Savelyeva is one of tens of thousands of Russians who took on lower-interest foreign currency-denominated mortgages in the years before the financial crisis and now struggle with repayments as the ruble's value shrinks.
Russia's central bank says that as of November 1, foreign exchange mortgage debt totalled 120.5 billion rubles ($2.28 billion).
According to the state-run Agency for Housing Mortgage Lending, those loans represent 3.3 percent of the total volume of outstanding mortgage debt.
Critics say the government is deliberately downplaying the scope of the problem and claim some 100,000 to 150,000 people are likely affected.
Hundreds of Russia's hard-currency mortgage holders have created a social media group, attracting members from Yekaterinburg in the Urals to the exclave of Kaliningrad on the Baltic Sea.

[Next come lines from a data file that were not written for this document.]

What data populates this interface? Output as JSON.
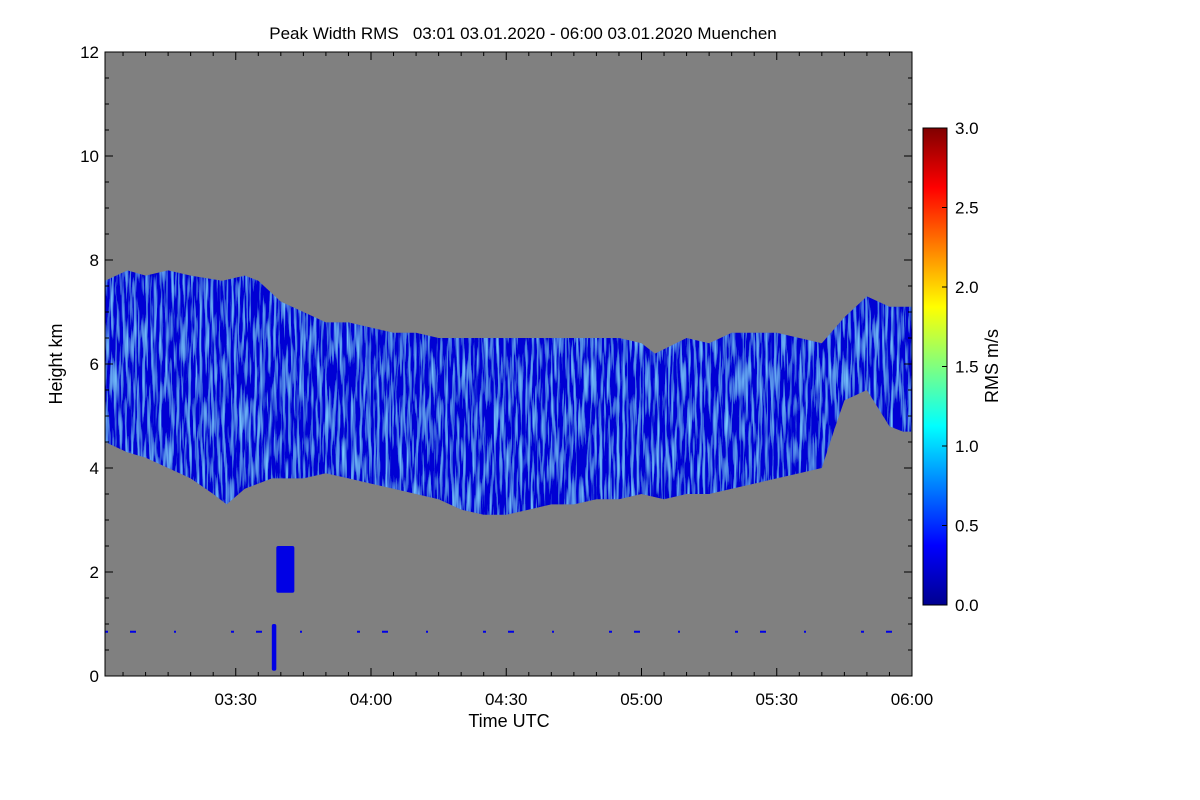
{
  "chart_data": {
    "type": "heatmap",
    "title": "Peak Width RMS   03:01 03.01.2020 - 06:00 03.01.2020 Muenchen",
    "xlabel": "Time UTC",
    "ylabel": "Height km",
    "x_range_minutes_utc": [
      181,
      360
    ],
    "y_range_km": [
      0,
      12
    ],
    "x_ticks": [
      {
        "minute": 210,
        "label": "03:30"
      },
      {
        "minute": 240,
        "label": "04:00"
      },
      {
        "minute": 270,
        "label": "04:30"
      },
      {
        "minute": 300,
        "label": "05:00"
      },
      {
        "minute": 330,
        "label": "05:30"
      },
      {
        "minute": 360,
        "label": "06:00"
      }
    ],
    "y_ticks": [
      0,
      2,
      4,
      6,
      8,
      10,
      12
    ],
    "background_color": "#808080",
    "colorbar": {
      "label": "RMS m/s",
      "range": [
        0.0,
        3.0
      ],
      "ticks": [
        "0.0",
        "0.5",
        "1.0",
        "1.5",
        "2.0",
        "2.5",
        "3.0"
      ],
      "colormap": "jet"
    },
    "cloud_layer": {
      "typical_value": 0.25,
      "enhanced_value": 0.6,
      "top_km": [
        [
          181,
          7.6
        ],
        [
          186,
          7.8
        ],
        [
          190,
          7.7
        ],
        [
          195,
          7.8
        ],
        [
          200,
          7.7
        ],
        [
          207,
          7.6
        ],
        [
          212,
          7.7
        ],
        [
          215,
          7.6
        ],
        [
          220,
          7.2
        ],
        [
          225,
          7.0
        ],
        [
          230,
          6.8
        ],
        [
          235,
          6.8
        ],
        [
          240,
          6.7
        ],
        [
          245,
          6.6
        ],
        [
          250,
          6.6
        ],
        [
          255,
          6.5
        ],
        [
          260,
          6.5
        ],
        [
          265,
          6.5
        ],
        [
          270,
          6.5
        ],
        [
          275,
          6.5
        ],
        [
          280,
          6.5
        ],
        [
          285,
          6.5
        ],
        [
          290,
          6.5
        ],
        [
          295,
          6.5
        ],
        [
          300,
          6.4
        ],
        [
          303,
          6.2
        ],
        [
          310,
          6.5
        ],
        [
          315,
          6.4
        ],
        [
          320,
          6.6
        ],
        [
          325,
          6.6
        ],
        [
          330,
          6.6
        ],
        [
          335,
          6.5
        ],
        [
          340,
          6.4
        ],
        [
          345,
          6.9
        ],
        [
          350,
          7.3
        ],
        [
          355,
          7.1
        ],
        [
          360,
          7.1
        ]
      ],
      "base_km": [
        [
          181,
          4.5
        ],
        [
          186,
          4.3
        ],
        [
          190,
          4.2
        ],
        [
          195,
          4.0
        ],
        [
          200,
          3.8
        ],
        [
          205,
          3.5
        ],
        [
          208,
          3.3
        ],
        [
          212,
          3.6
        ],
        [
          218,
          3.8
        ],
        [
          225,
          3.8
        ],
        [
          230,
          3.9
        ],
        [
          235,
          3.8
        ],
        [
          240,
          3.7
        ],
        [
          245,
          3.6
        ],
        [
          250,
          3.5
        ],
        [
          255,
          3.4
        ],
        [
          260,
          3.2
        ],
        [
          265,
          3.1
        ],
        [
          270,
          3.1
        ],
        [
          275,
          3.2
        ],
        [
          280,
          3.3
        ],
        [
          285,
          3.3
        ],
        [
          290,
          3.4
        ],
        [
          295,
          3.4
        ],
        [
          300,
          3.5
        ],
        [
          305,
          3.4
        ],
        [
          310,
          3.5
        ],
        [
          315,
          3.5
        ],
        [
          320,
          3.6
        ],
        [
          325,
          3.7
        ],
        [
          330,
          3.8
        ],
        [
          335,
          3.9
        ],
        [
          340,
          4.0
        ],
        [
          343,
          4.8
        ],
        [
          345,
          5.3
        ],
        [
          350,
          5.5
        ],
        [
          355,
          4.8
        ],
        [
          358,
          4.7
        ],
        [
          360,
          4.7
        ]
      ]
    },
    "low_echoes": [
      {
        "x_minutes": [
          218,
          219
        ],
        "height_km": [
          0.1,
          1.0
        ],
        "value": 0.3
      },
      {
        "x_minutes": [
          219,
          223
        ],
        "height_km": [
          1.6,
          2.5
        ],
        "value": 0.3
      },
      {
        "x_minutes": [
          181,
          360
        ],
        "height_km": [
          0.8,
          0.9
        ],
        "value": 0.3
      }
    ]
  }
}
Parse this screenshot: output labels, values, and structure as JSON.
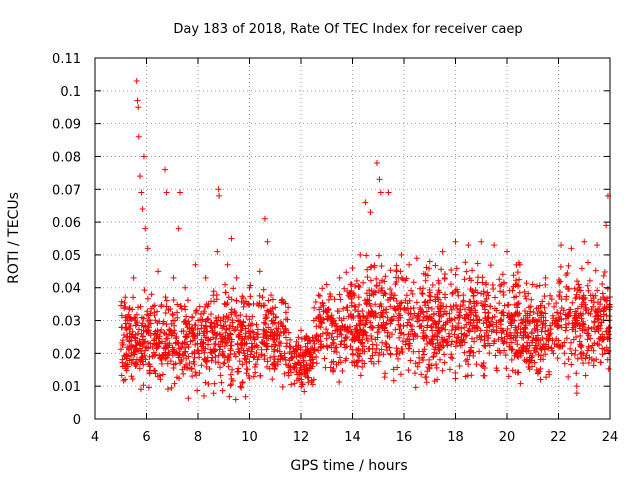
{
  "chart_data": {
    "type": "scatter",
    "title": "Day 183 of 2018, Rate Of TEC Index for receiver caep",
    "xlabel": "GPS time / hours",
    "ylabel": "ROTI / TECUs",
    "xlim": [
      4,
      24
    ],
    "ylim": [
      0,
      0.11
    ],
    "x_ticks": [
      4,
      6,
      8,
      10,
      12,
      14,
      16,
      18,
      20,
      22,
      24
    ],
    "x_tick_labels": [
      "4",
      "6",
      "8",
      "10",
      "12",
      "14",
      "16",
      "18",
      "20",
      "22",
      "24"
    ],
    "y_ticks": [
      0,
      0.01,
      0.02,
      0.03,
      0.04,
      0.05,
      0.06,
      0.07,
      0.08,
      0.09,
      0.1,
      0.11
    ],
    "y_tick_labels": [
      "0",
      "0.01",
      "0.02",
      "0.03",
      "0.04",
      "0.05",
      "0.06",
      "0.07",
      "0.08",
      "0.09",
      "0.1",
      "0.11"
    ],
    "grid": true,
    "marker": "+",
    "color": "#ff0000",
    "series": [
      {
        "name": "ROTI",
        "points": [
          [
            5.08,
            0.016
          ],
          [
            5.2,
            0.031
          ],
          [
            5.35,
            0.024
          ],
          [
            5.5,
            0.043
          ],
          [
            5.62,
            0.103
          ],
          [
            5.65,
            0.097
          ],
          [
            5.68,
            0.095
          ],
          [
            5.7,
            0.086
          ],
          [
            5.75,
            0.074
          ],
          [
            5.8,
            0.069
          ],
          [
            5.85,
            0.064
          ],
          [
            5.9,
            0.08
          ],
          [
            5.95,
            0.058
          ],
          [
            6.05,
            0.052
          ],
          [
            6.2,
            0.038
          ],
          [
            6.45,
            0.045
          ],
          [
            6.72,
            0.076
          ],
          [
            6.78,
            0.069
          ],
          [
            7.05,
            0.043
          ],
          [
            7.25,
            0.058
          ],
          [
            7.3,
            0.069
          ],
          [
            7.5,
            0.04
          ],
          [
            7.9,
            0.047
          ],
          [
            8.3,
            0.043
          ],
          [
            8.75,
            0.051
          ],
          [
            8.8,
            0.07
          ],
          [
            8.82,
            0.068
          ],
          [
            9.15,
            0.047
          ],
          [
            9.3,
            0.055
          ],
          [
            9.5,
            0.043
          ],
          [
            10.0,
            0.04
          ],
          [
            10.4,
            0.045
          ],
          [
            10.6,
            0.061
          ],
          [
            10.7,
            0.054
          ],
          [
            11.0,
            0.034
          ],
          [
            11.5,
            0.034
          ],
          [
            12.0,
            0.027
          ],
          [
            12.5,
            0.03
          ],
          [
            13.0,
            0.041
          ],
          [
            13.5,
            0.043
          ],
          [
            14.0,
            0.046
          ],
          [
            14.3,
            0.05
          ],
          [
            14.5,
            0.066
          ],
          [
            14.7,
            0.063
          ],
          [
            14.95,
            0.078
          ],
          [
            15.05,
            0.073
          ],
          [
            15.1,
            0.069
          ],
          [
            15.4,
            0.069
          ],
          [
            15.9,
            0.05
          ],
          [
            16.2,
            0.047
          ],
          [
            16.5,
            0.049
          ],
          [
            17.0,
            0.048
          ],
          [
            17.5,
            0.051
          ],
          [
            18.0,
            0.054
          ],
          [
            18.5,
            0.053
          ],
          [
            19.0,
            0.054
          ],
          [
            19.5,
            0.053
          ],
          [
            20.0,
            0.051
          ],
          [
            20.5,
            0.047
          ],
          [
            21.0,
            0.041
          ],
          [
            21.5,
            0.043
          ],
          [
            22.1,
            0.053
          ],
          [
            22.5,
            0.052
          ],
          [
            23.0,
            0.054
          ],
          [
            23.5,
            0.053
          ],
          [
            23.85,
            0.059
          ],
          [
            23.92,
            0.068
          ]
        ],
        "density_bands": [
          [
            5.0,
            9.0,
            0.004,
            0.04
          ],
          [
            9.0,
            11.5,
            0.004,
            0.042
          ],
          [
            11.5,
            12.5,
            0.006,
            0.028
          ],
          [
            12.5,
            14.5,
            0.006,
            0.045
          ],
          [
            14.5,
            15.7,
            0.008,
            0.05
          ],
          [
            15.7,
            18.0,
            0.006,
            0.048
          ],
          [
            18.0,
            20.5,
            0.008,
            0.048
          ],
          [
            20.5,
            22.0,
            0.008,
            0.042
          ],
          [
            22.0,
            24.0,
            0.006,
            0.048
          ]
        ]
      }
    ]
  }
}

In a letter to central bank chief Elvira Nabiullina, the group threatened a "powerful social explosion" if assistance isn't provided.
Some 100 homeowners picketed the central bank this month and around 500 people plan to take to the streets this week, the first significant protests over the collapse of Russia's currency -- down some 40 percent against the greenback this year.
- 'Left alone with misfortune' -
With Russia's mortgage industry still in its formative phase, taking out a loan to buy a home is considered risky business.
Even before the crisis, interest rates of 10 to 12 percent on foreign currency loans -- and 12 to 14 percent on ruble-denominated mortgages -- mean many Russians will wind up paying double to triple the principal borrowed on 15- to 20-year loans.
The group of foreign currency mortgage holders says Russia's financial crisis, exacerbated by falling oil prices and Western sanctions over Ukraine, has transformed their loans into "financial slavery".
To make matters worse, interest rates are expected to rise further still in the wake of the central bank's decision this month to hike its key rate to 17 from 10.5 percent to prop up the ruble.
"Why have ordinary borrowers been left alone with their misfortune?" asked members of the social media group in their letter to the central bank.
They said some of them have "ended up out on the streets" and warned they would be ready to go on hunger strike if no solutions were found.
A representative of the Bank of Russia said it had repeatedly warned clients of the risks associated with dollar-denominated mortgages.
The bank added that "a restructuring of such loans, including converting them into rubles at a reasonable exchange rate, would be in the interests of both borrowers and banks".
Zoya Kuliyeva, who borrowed $120,000 to buy a Soviet-era apartment in Moscow in 2008, said banks have so far refused to come up with an acceptable solution.
The bank has offered to extend her loan until she turns 70. "It means my children and grandchildren will be paying it off," Kuliyeva, chief accountant at a Russian firm, told AFP.
- 'State help needed' -
Economist Yevgeny Gontmakher said the collapse of the ruble was a huge blow to Russia's middle class, which includes many holders of foreign-currency loans.
"It's a catastrophe for them," said Gontmakher, deputy director of the Institute of World Economy and International Relations of the Russian Academy of Sciences.
The government, he added, would likely pass the buck by putting pressure on the banks, which are already struggling with a liquidity squeeze.
This year Hungary faced a similar scenario, with banks forced to convert foreign currency debt into forints to bail out hundreds of thousands of borrowers.
Russian lawmakers this month passed a personal bankruptcy law that will come into force next July.
A legislator from A Just Russia party, Andrei Krutov, suggested that foreign currency-denominated loans be banned altogether.
Krutov also said the state should bail out holders of those mortgages by allowing them to pay off loans at pre-crisis exchange rates.
"They won't be able to get by without state support," he told AFP, adding that he was preparing legislative initiatives to that end.
But Kuliyeva said such assurances offered little consolation.
"I am just trying not to follow the dollar exchange rate," she said. "It's very scary, it's depressing."